After having purified four different Ripp, the researchers discovered that the molecules shared a unique structure of nested rings. The researchers appointed these molecules, which were never described previously, after the fungus in which they were found: asperigimycins.

Even without modification, when mixed with human cancer cells, aspérigimycins have demonstrated a medical potential: two of the four variants have had powerful effects against leukemic cells.

Another variant, to which the researchers added a lipid or greasy molecule, which is also in the royal jelly which nourishes the developing bees, carried out as well as the cytarabine and the Daunorubicin, two drugs approved by the FDA which have been used for decades to treat leukemia.

Cracking the cell entry code

To understand why lipids have improved the power of aspérigimycins, researchers have selectively activated and disabled genes in leukemic cells. A gene, SLC46A3, proved to be critical to allow aspérigimycins to enter leukemia cells in sufficient number.

This gene helps materials to leave lysosomes, the tiny bags that collect foreign materials entering human cells. “This gene acts like a bridge,” said Nie. “It does not only help asperigimycins to get into cells, it can also allow other” cyclical peptides “to do the same.”

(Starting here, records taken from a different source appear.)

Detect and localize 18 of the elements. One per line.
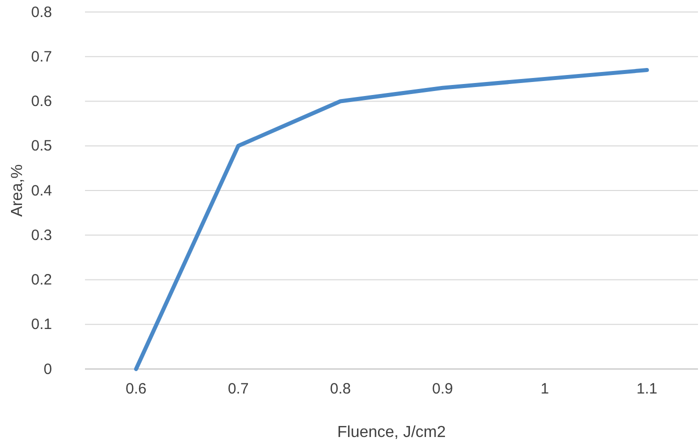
- x-tick-label: 1.1: [636, 380, 658, 398]
- y-tick-label: 0.7: [31, 48, 52, 66]
- y-tick-label: 0.3: [31, 226, 52, 244]
- y-tick-label: 0.6: [31, 93, 52, 110]
- x-tick-label: 0.7: [228, 380, 249, 398]
- y-tick-label: 0: [44, 360, 52, 378]
- x-tick-label: 0.9: [432, 380, 454, 398]
- y-axis-title: Area,%: [9, 164, 26, 217]
- x-tick-label: 1: [540, 380, 549, 398]
- y-tick-label: 0.4: [31, 182, 52, 200]
- x-axis-title: Fluence, J/cm2: [337, 424, 446, 441]
- x-tick-label: 0.8: [330, 380, 351, 398]
- y-tick-label: 0.1: [31, 316, 52, 334]
- y-tick-label: 0.2: [31, 272, 52, 289]
- x-tick-label: 0.6: [126, 380, 147, 398]
- line-series: [134, 68, 649, 371]
- y-tick-label: 0.5: [31, 138, 52, 155]
- y-tick-label: 0.8: [31, 4, 52, 21]
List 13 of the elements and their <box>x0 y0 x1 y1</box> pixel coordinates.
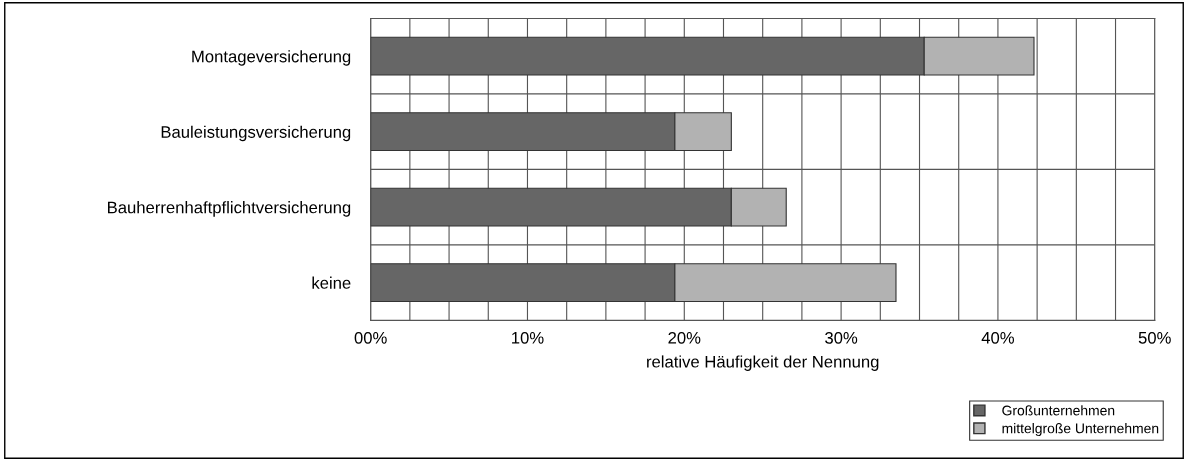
x-axis-title: relative Häufigkeit der Nennung <box>647 355 879 371</box>
y-tick-label: keine <box>312 276 351 289</box>
y-tick-label: Montageversicherung <box>192 50 351 66</box>
y-tick-label: Bauleistungsversicherung <box>161 125 351 142</box>
x-tick-label: 20% <box>668 331 701 344</box>
x-tick-label: 00% <box>354 331 387 344</box>
x-tick-label: 10% <box>512 331 544 344</box>
y-tick-label: Bauherrenhaftpflichtversicherung <box>108 201 351 217</box>
legend-label: Großunternehmen <box>1002 405 1115 416</box>
x-tick-label: 40% <box>981 331 1015 344</box>
x-tick-label: 50% <box>1138 331 1171 344</box>
legend-label: mittelgroße Unternehmen <box>1002 423 1159 437</box>
x-tick-label: 30% <box>825 331 858 344</box>
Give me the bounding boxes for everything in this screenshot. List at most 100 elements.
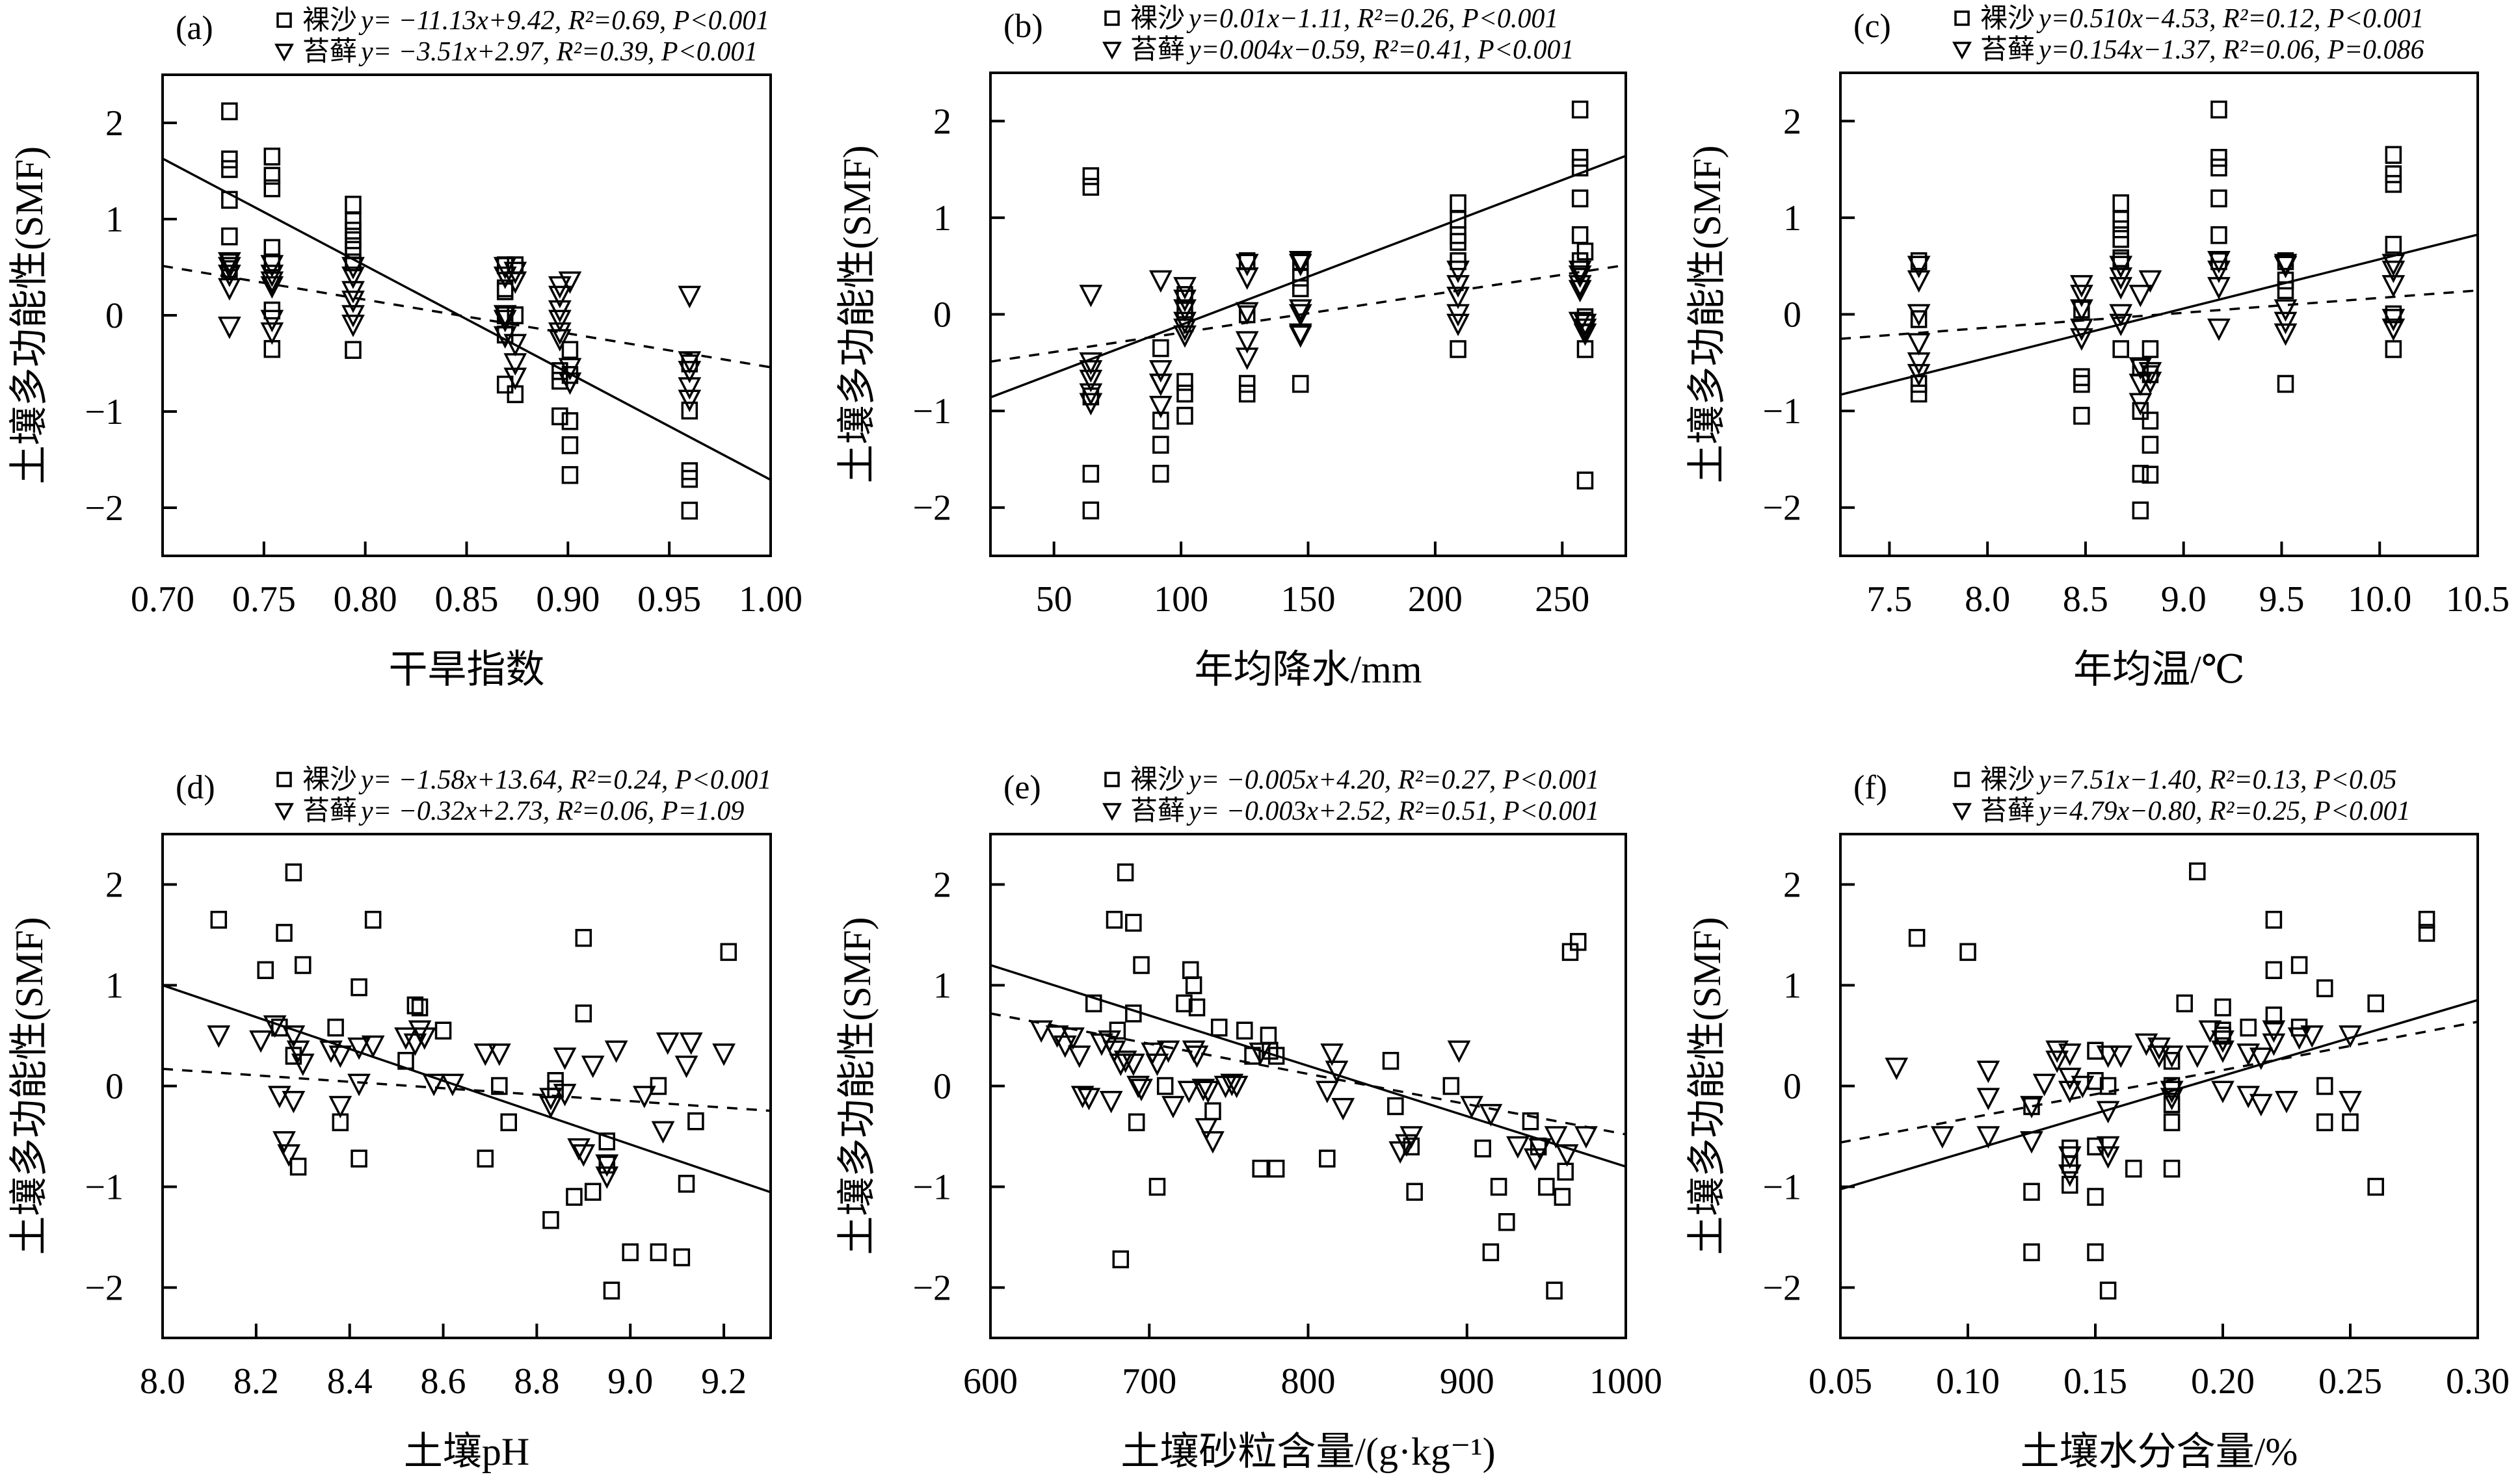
y-tick-label: −2	[85, 488, 124, 529]
x-axis-title: 年均降水/mm	[1194, 648, 1422, 691]
point-bare-sand	[622, 1243, 639, 1261]
point-bare-sand	[1292, 374, 1309, 393]
point-moss	[1446, 313, 1470, 337]
point-bare-sand	[1188, 998, 1206, 1017]
point-moss	[1196, 1080, 1220, 1104]
point-bare-sand	[2385, 175, 2402, 193]
point-moss	[1573, 319, 1597, 341]
point-moss	[347, 1037, 371, 1060]
point-moss	[260, 265, 284, 287]
point-moss	[1161, 1095, 1185, 1119]
point-moss	[2020, 1095, 2043, 1119]
point-bare-sand	[263, 239, 281, 257]
y-tick-label: 2	[105, 103, 124, 144]
point-bare-sand	[2142, 436, 2159, 454]
point-bare-sand	[1482, 1243, 1500, 1261]
point-bare-sand	[1292, 279, 1309, 298]
point-moss	[328, 1095, 352, 1119]
x-tick-label: 800	[1281, 1361, 1336, 1402]
point-moss	[2249, 1093, 2273, 1117]
point-moss	[1070, 1086, 1094, 1108]
point-moss	[493, 326, 517, 349]
point-moss	[503, 353, 527, 376]
point-moss	[2160, 1088, 2184, 1110]
y-tick-label: −1	[1762, 1168, 1801, 1208]
point-bare-sand	[551, 407, 568, 426]
y-axis-title: 土壤多功能性(SMF)	[836, 145, 879, 483]
x-tick-label: 10.5	[2446, 579, 2510, 620]
x-tick-label: 0.95	[637, 579, 701, 620]
point-bare-sand	[2087, 1243, 2104, 1261]
point-bare-sand	[1238, 374, 1256, 393]
point-moss	[678, 377, 702, 400]
point-bare-sand	[1210, 1018, 1228, 1037]
point-moss	[1126, 1075, 1150, 1099]
point-bare-sand	[678, 1175, 695, 1193]
point-bare-sand	[1387, 1097, 1404, 1116]
point-moss	[361, 1035, 385, 1058]
y-tick-label: −2	[912, 488, 951, 529]
point-moss	[548, 285, 572, 309]
fit-line-moss	[1840, 1021, 2478, 1144]
point-bare-sand	[2316, 979, 2333, 997]
point-moss	[1976, 1088, 2000, 1110]
point-bare-sand	[1571, 158, 1589, 177]
x-tick-label: 50	[1036, 579, 1072, 620]
point-bare-sand	[345, 231, 362, 250]
legend-series-name: 裸沙	[1130, 4, 1185, 34]
point-bare-sand	[263, 148, 281, 166]
point-bare-sand	[1267, 1159, 1285, 1178]
point-moss	[1130, 1079, 1153, 1101]
point-moss	[632, 1086, 656, 1108]
panel-label: (a)	[176, 10, 213, 47]
legend-equation: y= −0.32x+2.73, R²=0.06, P=1.09	[358, 796, 744, 826]
point-moss	[1288, 251, 1312, 274]
point-moss	[567, 1138, 590, 1161]
point-moss	[1907, 304, 1931, 327]
point-bare-sand	[1910, 310, 1928, 328]
point-moss	[272, 1131, 296, 1154]
point-bare-sand	[2112, 211, 2129, 229]
point-moss	[2381, 319, 2406, 341]
point-moss	[263, 1015, 287, 1038]
point-moss	[1288, 304, 1312, 327]
x-tick-label: 0.70	[131, 579, 194, 620]
y-tick-label: 0	[933, 295, 951, 335]
fit-line-moss	[163, 1067, 771, 1112]
point-moss	[1544, 1126, 1568, 1149]
point-bare-sand	[1125, 1004, 1142, 1023]
point-moss	[2109, 277, 2133, 300]
point-bare-sand	[2385, 146, 2402, 164]
y-tick-label: 0	[933, 1067, 951, 1107]
point-moss	[1235, 347, 1259, 371]
point-moss	[1099, 1091, 1123, 1114]
point-bare-sand	[2210, 189, 2227, 207]
y-axis-title: 土壤多功能性(SMF)	[1686, 145, 1729, 483]
y-tick-label: 0	[105, 1067, 124, 1107]
point-bare-sand	[2087, 1188, 2104, 1206]
point-moss	[1079, 352, 1103, 375]
point-bare-sand	[1382, 1052, 1399, 1070]
y-tick-label: −2	[85, 1268, 124, 1309]
point-bare-sand	[2210, 100, 2227, 119]
point-bare-sand	[210, 911, 228, 929]
point-bare-sand	[2176, 994, 2193, 1013]
fit-line-bare-sand	[163, 157, 771, 481]
point-bare-sand	[2087, 1041, 2104, 1060]
point-moss	[1555, 1144, 1579, 1167]
point-bare-sand	[1152, 464, 1169, 483]
point-bare-sand	[2265, 911, 2283, 929]
x-tick-label: 0.25	[2318, 1361, 2382, 1402]
point-moss	[473, 1043, 497, 1066]
point-bare-sand	[1085, 994, 1102, 1013]
point-bare-sand	[1176, 994, 1193, 1013]
point-moss	[1331, 1097, 1355, 1121]
point-bare-sand	[477, 1149, 494, 1168]
y-tick-label: 1	[933, 198, 951, 239]
point-moss	[595, 1166, 619, 1189]
fit-line-moss	[990, 1012, 1626, 1136]
point-moss	[2339, 1091, 2362, 1114]
x-tick-label: 7.5	[1866, 579, 1912, 620]
point-moss	[249, 1030, 272, 1053]
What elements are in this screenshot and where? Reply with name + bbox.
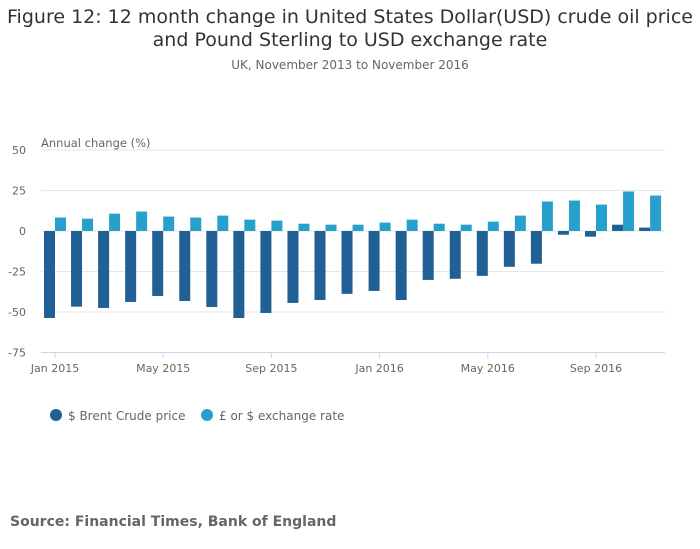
bar-brent bbox=[341, 231, 353, 294]
bar-brent bbox=[503, 231, 515, 267]
bar-exchange-rate bbox=[514, 215, 526, 231]
bar-brent bbox=[639, 227, 651, 231]
bar-brent bbox=[179, 231, 191, 301]
legend-item-brent-marker bbox=[50, 409, 62, 421]
y-tick-label: -75 bbox=[8, 347, 26, 360]
bar-exchange-rate bbox=[406, 219, 418, 231]
bar-chart: 50 25 0 -25 -50 -75 Annual change (%) Jan 201… bbox=[8, 136, 665, 423]
chart-title-line-1: Figure 12: 12 month change in United Sta… bbox=[7, 6, 693, 28]
bar-exchange-rate bbox=[244, 219, 256, 231]
bar-exchange-rate bbox=[596, 204, 607, 231]
x-tick-label: Jan 2015 bbox=[30, 362, 79, 375]
source-note: Source: Financial Times, Bank of England bbox=[10, 514, 337, 530]
bar-exchange-rate bbox=[568, 200, 580, 231]
bar-exchange-rate bbox=[190, 217, 202, 231]
y-tick-label: -50 bbox=[8, 306, 26, 319]
y-tick-label: 25 bbox=[12, 185, 26, 198]
bar-exchange-rate bbox=[352, 224, 364, 231]
bar-brent bbox=[530, 231, 542, 264]
bar-exchange-rate bbox=[325, 224, 337, 231]
x-tick-label: Sep 2016 bbox=[570, 362, 622, 375]
bar-brent bbox=[449, 231, 461, 279]
y-tick-label: 0 bbox=[19, 225, 26, 238]
legend-item-exchange-rate-label: £ or $ exchange rate bbox=[219, 409, 344, 423]
bar-brent bbox=[422, 231, 434, 280]
bar-exchange-rate bbox=[650, 195, 662, 231]
bar-brent bbox=[476, 231, 488, 276]
chart-title-line-2: and Pound Sterling to USD exchange rate bbox=[152, 29, 548, 51]
bar-exchange-rate bbox=[217, 215, 229, 231]
legend-item-brent-label: $ Brent Crude price bbox=[68, 409, 185, 423]
bar-brent bbox=[368, 231, 380, 291]
bar-brent bbox=[152, 231, 164, 296]
bar-exchange-rate bbox=[623, 191, 635, 231]
bar-exchange-rate bbox=[271, 220, 283, 231]
bar-exchange-rate bbox=[298, 223, 310, 231]
bar-brent bbox=[287, 231, 299, 303]
bar-brent bbox=[125, 231, 137, 302]
bar-brent bbox=[585, 231, 596, 237]
bar-brent bbox=[557, 231, 569, 235]
x-tick-label: May 2016 bbox=[461, 362, 515, 375]
bar-exchange-rate bbox=[82, 218, 94, 231]
bar-exchange-rate bbox=[109, 213, 121, 231]
bar-brent bbox=[612, 224, 624, 231]
x-tick-label: May 2015 bbox=[136, 362, 190, 375]
bar-brent bbox=[314, 231, 326, 301]
chart-title: Figure 12: 12 month change in United Sta… bbox=[0, 6, 700, 52]
bar-exchange-rate bbox=[55, 217, 66, 231]
y-axis-label: Annual change (%) bbox=[41, 136, 151, 150]
bar-brent bbox=[260, 231, 272, 313]
bar-brent bbox=[98, 231, 110, 308]
y-tick-label: 50 bbox=[12, 144, 26, 157]
bar-exchange-rate bbox=[379, 222, 391, 231]
x-tick-label: Sep 2015 bbox=[245, 362, 297, 375]
bar-brent bbox=[71, 231, 83, 307]
chart-subtitle: UK, November 2013 to November 2016 bbox=[231, 58, 469, 72]
bar-exchange-rate bbox=[136, 211, 148, 231]
bar-brent bbox=[206, 231, 218, 307]
bar-brent bbox=[395, 231, 407, 301]
bar-exchange-rate bbox=[460, 224, 472, 231]
x-tick-label: Jan 2016 bbox=[354, 362, 403, 375]
bar-exchange-rate bbox=[433, 223, 445, 231]
legend-item-exchange-rate-marker bbox=[201, 409, 213, 421]
bar-exchange-rate bbox=[163, 216, 175, 231]
bar-exchange-rate bbox=[541, 201, 553, 231]
bar-brent bbox=[44, 231, 55, 318]
bar-exchange-rate bbox=[487, 221, 499, 231]
bar-brent bbox=[233, 231, 245, 318]
y-tick-label: -25 bbox=[8, 266, 26, 279]
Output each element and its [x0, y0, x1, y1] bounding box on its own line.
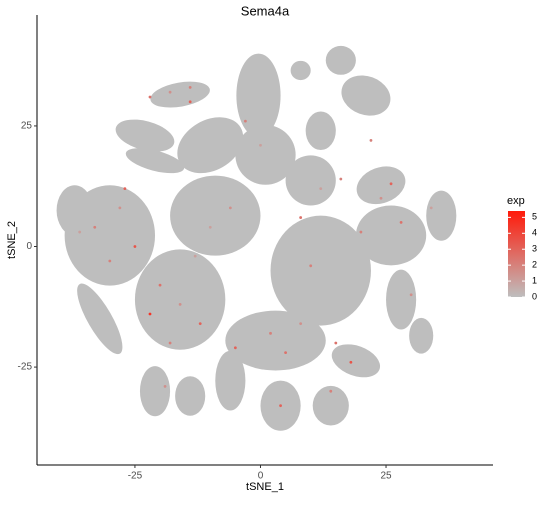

Like aspérigimycins, these chemicals have medicinal properties – in fact that two dozen cyclical peptides have received clinical approval since 2000 to treat such varied diseases such as cancer and lupus, but many of them need modifications to enter the cells in sufficient quantities.

“Knowing that lipids can affect the way this gene transports chemicals in cells gives us another drug development tool,” said NIE.

Disturb the cell division

Thanks to a new experiment, the researchers have found that Asperigimycins probably disrupt the cellular division process. “The cancer cells are divided uncontrollable,” explains Gao. “These compounds block the formation of microtubules, which are essential for cell division.”

In particular, the compounds have had little or no effect on cancer cells in breast, liver or lung – or a range of bacteria and fungi – suggesting that the disturbing effects of asperigimycins are specific to certain types of cells, a critical characteristic for any future medication.

Future directions

In addition to demonstrating the medical potential of asperigimycins, the researchers have identified similar bunches of genes in other fungi, which suggests that more fungal ripps remain to be discovered. “Even if only a few have been found, almost all have strong bioactivity,” said Nie. “This is an unexplored region with enormous potential.”

The next step is to test asperigimycins in animal models, with the hope of one day spending human clinical trials. “Nature gave us this incredible pharmacy,” explains Gao. “It is up to us to discover its secrets. As an engineers, we are delighted to continue to explore, learn from nature and use this knowledge to design better solutions.”